Independent consultant Andrew Pickford said the technology needed to be tweaked.
"Technology has been seen as the answer and that has often neglected the softer side of the interaction and the learning process," said Mr Pickford, formerly of think-tank Future Directions International.
"Effort needs to be there to bring that up to speed."
One view to gain support at the WA Business News roundtable was that the technology needed to be used alongside face-to-face teaching time, where students spend periods of time - perhaps an intensive couple of weeks - in a classroom.
Conversely, students could do the bulk of their studies in the city, with practical intensives to be conducted in regional centres.
Professor Robson said the distance-learning system needed to be flexible to accommodate student needs.
"People thought that you'd be able to do everything online but most undergraduates certainly don't find online very satisfying and I think a lot of post graduates find it not terribly satisfying either, and how we get that greater flexibility into the system is important," he said.

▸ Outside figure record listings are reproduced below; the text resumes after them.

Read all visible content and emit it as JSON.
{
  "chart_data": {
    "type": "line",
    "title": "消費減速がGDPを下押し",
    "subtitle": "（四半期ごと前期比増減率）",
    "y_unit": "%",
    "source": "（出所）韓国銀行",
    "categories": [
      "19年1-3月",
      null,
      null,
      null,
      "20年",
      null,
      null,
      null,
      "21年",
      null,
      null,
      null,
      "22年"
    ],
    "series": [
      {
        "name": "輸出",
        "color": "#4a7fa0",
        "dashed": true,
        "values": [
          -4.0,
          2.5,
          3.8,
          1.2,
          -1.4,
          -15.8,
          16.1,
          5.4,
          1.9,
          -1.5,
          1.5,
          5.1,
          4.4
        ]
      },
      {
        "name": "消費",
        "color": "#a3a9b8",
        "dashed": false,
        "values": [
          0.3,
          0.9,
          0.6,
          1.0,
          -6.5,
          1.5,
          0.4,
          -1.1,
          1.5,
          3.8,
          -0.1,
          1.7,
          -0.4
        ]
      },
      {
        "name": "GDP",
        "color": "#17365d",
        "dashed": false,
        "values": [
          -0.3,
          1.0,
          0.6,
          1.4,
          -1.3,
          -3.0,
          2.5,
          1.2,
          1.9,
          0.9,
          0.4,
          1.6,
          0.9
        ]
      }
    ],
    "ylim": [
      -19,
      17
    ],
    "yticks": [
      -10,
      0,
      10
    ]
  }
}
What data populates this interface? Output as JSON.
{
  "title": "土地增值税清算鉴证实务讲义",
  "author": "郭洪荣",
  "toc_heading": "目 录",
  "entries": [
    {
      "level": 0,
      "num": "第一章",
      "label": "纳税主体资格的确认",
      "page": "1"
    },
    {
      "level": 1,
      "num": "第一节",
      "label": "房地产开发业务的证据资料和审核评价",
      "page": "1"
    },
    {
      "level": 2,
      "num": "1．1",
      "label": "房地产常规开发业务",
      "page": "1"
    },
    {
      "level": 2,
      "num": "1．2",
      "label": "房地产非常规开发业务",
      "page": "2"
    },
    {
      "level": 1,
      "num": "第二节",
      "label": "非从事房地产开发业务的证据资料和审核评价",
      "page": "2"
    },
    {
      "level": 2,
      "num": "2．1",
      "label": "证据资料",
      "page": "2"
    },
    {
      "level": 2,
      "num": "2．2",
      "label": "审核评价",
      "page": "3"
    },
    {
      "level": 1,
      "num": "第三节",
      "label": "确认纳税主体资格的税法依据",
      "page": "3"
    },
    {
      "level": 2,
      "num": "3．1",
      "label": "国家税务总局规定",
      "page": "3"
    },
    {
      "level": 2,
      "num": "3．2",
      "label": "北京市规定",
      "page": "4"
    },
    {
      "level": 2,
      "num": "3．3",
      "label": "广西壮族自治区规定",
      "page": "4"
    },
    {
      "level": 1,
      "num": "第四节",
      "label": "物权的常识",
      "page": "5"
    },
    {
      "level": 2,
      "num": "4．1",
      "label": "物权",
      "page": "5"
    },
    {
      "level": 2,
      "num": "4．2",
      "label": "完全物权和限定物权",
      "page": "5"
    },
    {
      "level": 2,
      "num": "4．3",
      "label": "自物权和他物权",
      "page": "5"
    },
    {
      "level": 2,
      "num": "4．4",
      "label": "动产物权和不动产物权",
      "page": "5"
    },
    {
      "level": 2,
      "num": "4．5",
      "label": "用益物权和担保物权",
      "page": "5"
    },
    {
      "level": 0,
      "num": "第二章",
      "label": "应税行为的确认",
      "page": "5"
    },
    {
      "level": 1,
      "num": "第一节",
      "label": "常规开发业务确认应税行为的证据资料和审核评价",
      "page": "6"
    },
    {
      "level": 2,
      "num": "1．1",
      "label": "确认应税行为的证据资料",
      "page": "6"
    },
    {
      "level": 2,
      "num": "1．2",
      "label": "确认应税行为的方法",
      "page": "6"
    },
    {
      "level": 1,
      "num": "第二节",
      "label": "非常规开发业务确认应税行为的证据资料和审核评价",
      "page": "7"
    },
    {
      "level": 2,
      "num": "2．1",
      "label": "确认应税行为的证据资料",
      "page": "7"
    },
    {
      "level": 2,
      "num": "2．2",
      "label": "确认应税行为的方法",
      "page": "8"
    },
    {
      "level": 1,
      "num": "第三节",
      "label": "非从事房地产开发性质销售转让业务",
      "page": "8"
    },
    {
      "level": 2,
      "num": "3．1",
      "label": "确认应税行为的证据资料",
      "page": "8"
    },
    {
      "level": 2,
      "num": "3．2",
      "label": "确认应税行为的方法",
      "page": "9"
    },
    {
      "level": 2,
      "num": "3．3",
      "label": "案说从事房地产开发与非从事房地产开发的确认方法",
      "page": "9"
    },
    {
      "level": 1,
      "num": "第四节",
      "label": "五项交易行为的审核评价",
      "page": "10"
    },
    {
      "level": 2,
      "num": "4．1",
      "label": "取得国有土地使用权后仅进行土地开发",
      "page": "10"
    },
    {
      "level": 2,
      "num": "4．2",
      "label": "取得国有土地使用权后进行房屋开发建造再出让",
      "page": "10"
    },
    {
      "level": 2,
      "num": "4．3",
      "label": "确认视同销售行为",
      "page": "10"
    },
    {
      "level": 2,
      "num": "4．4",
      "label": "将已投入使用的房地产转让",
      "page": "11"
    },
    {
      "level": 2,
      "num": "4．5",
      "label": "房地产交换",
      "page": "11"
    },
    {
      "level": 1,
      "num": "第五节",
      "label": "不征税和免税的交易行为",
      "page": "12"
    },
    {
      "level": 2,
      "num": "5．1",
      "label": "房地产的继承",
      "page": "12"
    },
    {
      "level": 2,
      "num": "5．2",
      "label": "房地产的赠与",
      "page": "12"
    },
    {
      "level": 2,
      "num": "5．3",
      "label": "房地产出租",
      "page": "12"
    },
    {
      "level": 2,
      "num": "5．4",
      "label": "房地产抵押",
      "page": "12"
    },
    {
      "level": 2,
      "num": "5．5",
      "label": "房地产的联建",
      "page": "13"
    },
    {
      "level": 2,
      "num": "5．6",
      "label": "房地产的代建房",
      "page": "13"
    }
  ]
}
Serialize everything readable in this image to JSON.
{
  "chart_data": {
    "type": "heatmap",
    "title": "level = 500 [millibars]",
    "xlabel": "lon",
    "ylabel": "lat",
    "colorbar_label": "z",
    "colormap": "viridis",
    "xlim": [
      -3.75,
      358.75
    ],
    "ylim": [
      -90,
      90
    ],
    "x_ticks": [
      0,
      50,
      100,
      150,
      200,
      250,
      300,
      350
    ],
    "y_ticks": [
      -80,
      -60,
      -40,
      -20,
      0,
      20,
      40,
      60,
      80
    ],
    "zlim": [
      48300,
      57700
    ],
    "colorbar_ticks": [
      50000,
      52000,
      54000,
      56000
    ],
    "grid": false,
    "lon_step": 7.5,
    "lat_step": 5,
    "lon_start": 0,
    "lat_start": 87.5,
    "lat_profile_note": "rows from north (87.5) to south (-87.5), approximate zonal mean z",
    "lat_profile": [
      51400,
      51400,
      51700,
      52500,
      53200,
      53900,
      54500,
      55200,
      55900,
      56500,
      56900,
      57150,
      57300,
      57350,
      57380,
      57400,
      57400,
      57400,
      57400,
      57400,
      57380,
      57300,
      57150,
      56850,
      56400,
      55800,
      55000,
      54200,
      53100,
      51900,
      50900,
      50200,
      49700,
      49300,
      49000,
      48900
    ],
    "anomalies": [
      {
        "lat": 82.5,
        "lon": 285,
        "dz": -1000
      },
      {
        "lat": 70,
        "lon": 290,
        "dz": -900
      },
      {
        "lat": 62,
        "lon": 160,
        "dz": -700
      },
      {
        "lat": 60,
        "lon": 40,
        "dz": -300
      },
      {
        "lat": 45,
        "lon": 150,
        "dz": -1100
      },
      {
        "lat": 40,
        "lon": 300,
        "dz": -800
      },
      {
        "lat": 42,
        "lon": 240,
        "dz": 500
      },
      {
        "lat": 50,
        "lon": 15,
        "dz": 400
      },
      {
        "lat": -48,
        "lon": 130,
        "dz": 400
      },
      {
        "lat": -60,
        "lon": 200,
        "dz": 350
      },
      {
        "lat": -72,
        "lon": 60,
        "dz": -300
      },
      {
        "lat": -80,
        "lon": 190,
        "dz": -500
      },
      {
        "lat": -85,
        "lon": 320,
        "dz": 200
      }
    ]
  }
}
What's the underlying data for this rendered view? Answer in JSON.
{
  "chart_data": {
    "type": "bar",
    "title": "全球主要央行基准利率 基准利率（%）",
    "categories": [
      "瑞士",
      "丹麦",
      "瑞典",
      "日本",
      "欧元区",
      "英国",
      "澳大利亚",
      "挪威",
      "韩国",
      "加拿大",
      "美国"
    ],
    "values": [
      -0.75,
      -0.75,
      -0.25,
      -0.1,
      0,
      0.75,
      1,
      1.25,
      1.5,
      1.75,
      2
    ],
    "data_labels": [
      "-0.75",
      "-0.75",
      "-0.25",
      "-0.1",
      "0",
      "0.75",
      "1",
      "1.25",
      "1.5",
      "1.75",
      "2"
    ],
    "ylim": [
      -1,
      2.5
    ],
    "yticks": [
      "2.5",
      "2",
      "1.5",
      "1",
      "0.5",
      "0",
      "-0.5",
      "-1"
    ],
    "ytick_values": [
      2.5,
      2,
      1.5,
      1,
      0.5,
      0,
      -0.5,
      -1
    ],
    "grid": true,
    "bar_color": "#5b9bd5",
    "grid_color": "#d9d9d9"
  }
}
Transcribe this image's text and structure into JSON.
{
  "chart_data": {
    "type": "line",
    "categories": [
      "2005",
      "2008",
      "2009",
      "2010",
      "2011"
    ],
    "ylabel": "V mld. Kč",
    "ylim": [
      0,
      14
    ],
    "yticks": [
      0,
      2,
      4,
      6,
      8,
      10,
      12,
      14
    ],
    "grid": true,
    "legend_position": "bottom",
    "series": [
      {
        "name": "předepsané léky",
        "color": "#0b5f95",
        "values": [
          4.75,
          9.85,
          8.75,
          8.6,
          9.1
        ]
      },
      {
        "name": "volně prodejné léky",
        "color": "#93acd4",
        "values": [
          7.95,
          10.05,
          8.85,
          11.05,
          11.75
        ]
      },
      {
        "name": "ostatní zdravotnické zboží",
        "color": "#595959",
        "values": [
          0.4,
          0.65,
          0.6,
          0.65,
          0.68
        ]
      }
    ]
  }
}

It seems there is also a need for flexibility right across the sector in order to meet the future demands of the state.
Australia is a country of skilled workers (see table, page 12) and the most recent report by the Organisation for Economic Co-operation and Development suggests this trend towards needing skilled workers - at the expense of unskilled and semi-skilled workers - will continue.
Professor Robson wants to encourage a more diverse system.
"If we are going to have 40 per cent of our aged cohort holding a degree, I don't believe you are going to be able to do that within the existing education system," he said.
"We need to develop some other types of institutions. We've created a system pushing all our institutions into the same space."
It's a view shared by the head of the Chamber of Minerals and Energy.
"I would not like to see colleges or universities being the same. I think there needs to be a significant amount of diversity; it's like a marbled cake," Mr Howard-Smith said.
"Some universities will focus on applied science and others will have a greater bias to research and development, and I think that's a very good thing."
Developing curriculum to teach students to engage with China is an obvious step in preparing for the future of the state, with Murdoch University's recent launch of a bachelor of commerce with a major in Chinese business a likely sign of things to come.
Coogee Chemical's Gordon Martin said there were many positive developments taking place at the state's educators and that a continued focus on educating students to work in the international marketplace was needed.
"I am a great optimist about the sector mainly because it's been freed up," the outgoing Curtin chancellor said. "We are building links with China and with Taiwan. There are collaborative links now we wouldn't have even contemplated five years ago."